# Do Plants Need UV (Planted Fire Sal Viv)



## spend_day (Apr 10, 2008)

So im thinking of re vamping my fire sal viv when his monthly clean come round next weekend. Im thinking plants, ferns, ivys, dunno what else. i was just wondering do these species need UV or can they do ok without it.


Ive always wondered this because we have plenty of house plants and as every1 know uv doesn't penetrate glass but they do fine on the windowsills.

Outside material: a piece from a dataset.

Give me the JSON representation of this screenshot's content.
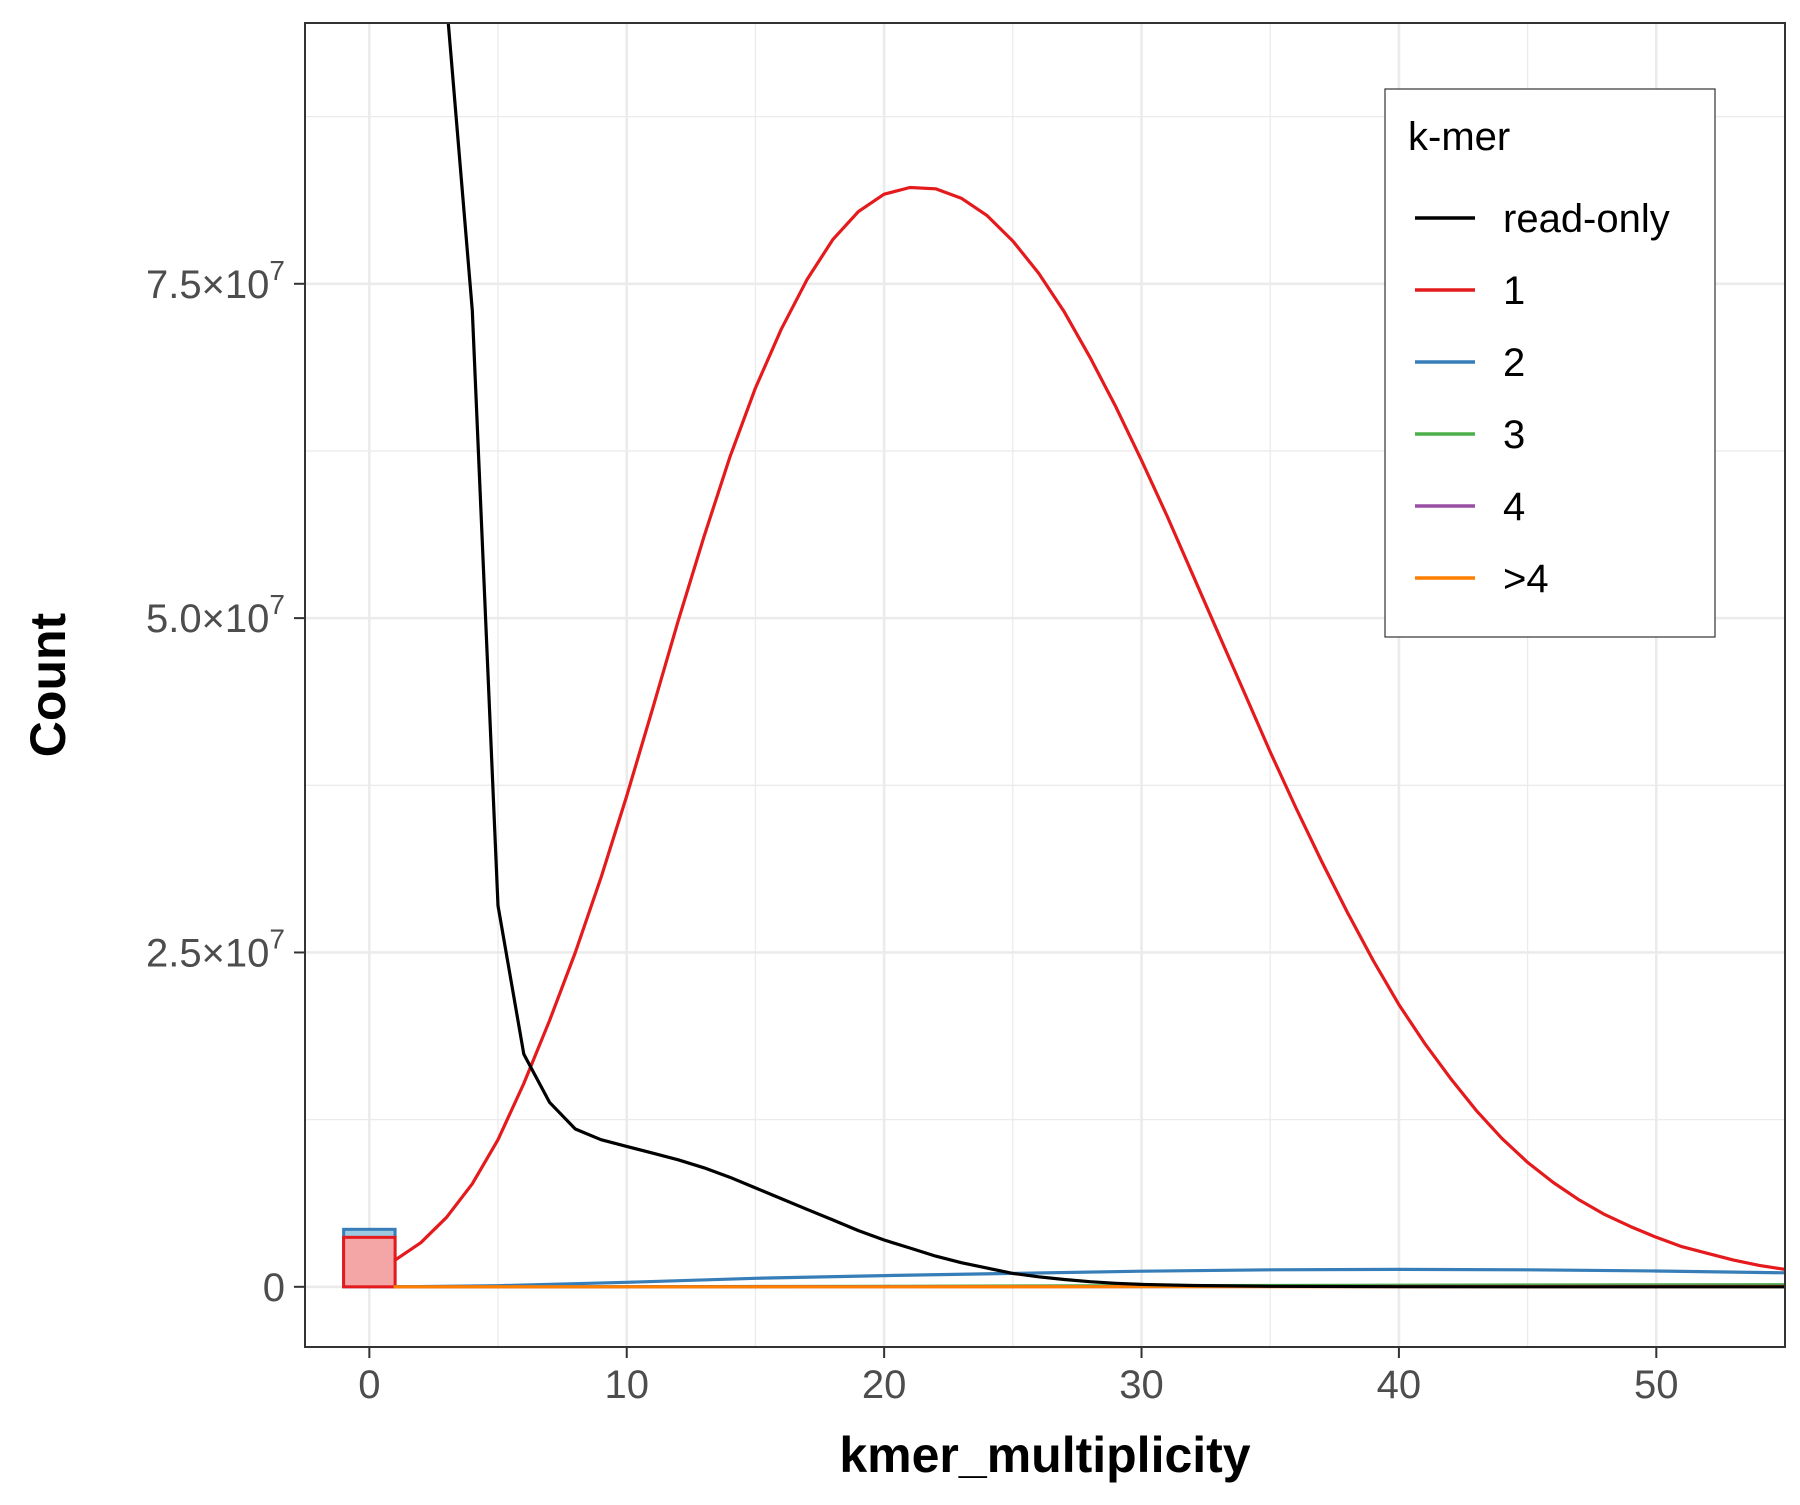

also the viv is out of direct sunlight 




as always thanks for the help


----------



## elrond (Dec 18, 2007)

all plants need light to photosynthese(spelling ) make food , some need lower light levels than others ,but all plants in uv to live.

Aaron


----------



## iangreentree (Nov 5, 2007)

NO plants do not need U.V at all you can use fish tank tubes that dont give off U.V glo lux etc. before we had all the techno in tubes etc normal house hold bulbs were one of the best ways to grow plants because of the red spectrum in the bulbs we cant see it!! there are lots and lots of tubes,bulbs i find that the energy saving bulbs are brill for growing plants No heat and lots of light. Hope this helps.


----------



## Pliskens_Chains (Jun 8, 2008)

it depends on the plant some plants need stronger levels of UV than others, most can get away with barely any at all whilst others such as orchids do need UV in larger quantitys


----------



## Frogdude (Jun 28, 2008)

iangreentree said:


> NO plants do not need U.V at all you can use fish tank tubes that dont give off U.V glo lux etc. before we had all the techno in tubes etc normal house hold bulbs were one of the best ways to grow plants because of the red spectrum in the bulbs we cant see it!! there are lots and lots of tubes,bulbs i find that the energy saving bulbs are brill for growing plants No heat and lots of light. Hope this helps.


 
That is spot on. Plants don't need any UV at all, it's the spectrum of light that's important. I work in the plant production industry, and we use high visible light output tubes, with no UV at all.


----------



## spend_day (Apr 10, 2008)

thanks for the help guys


----------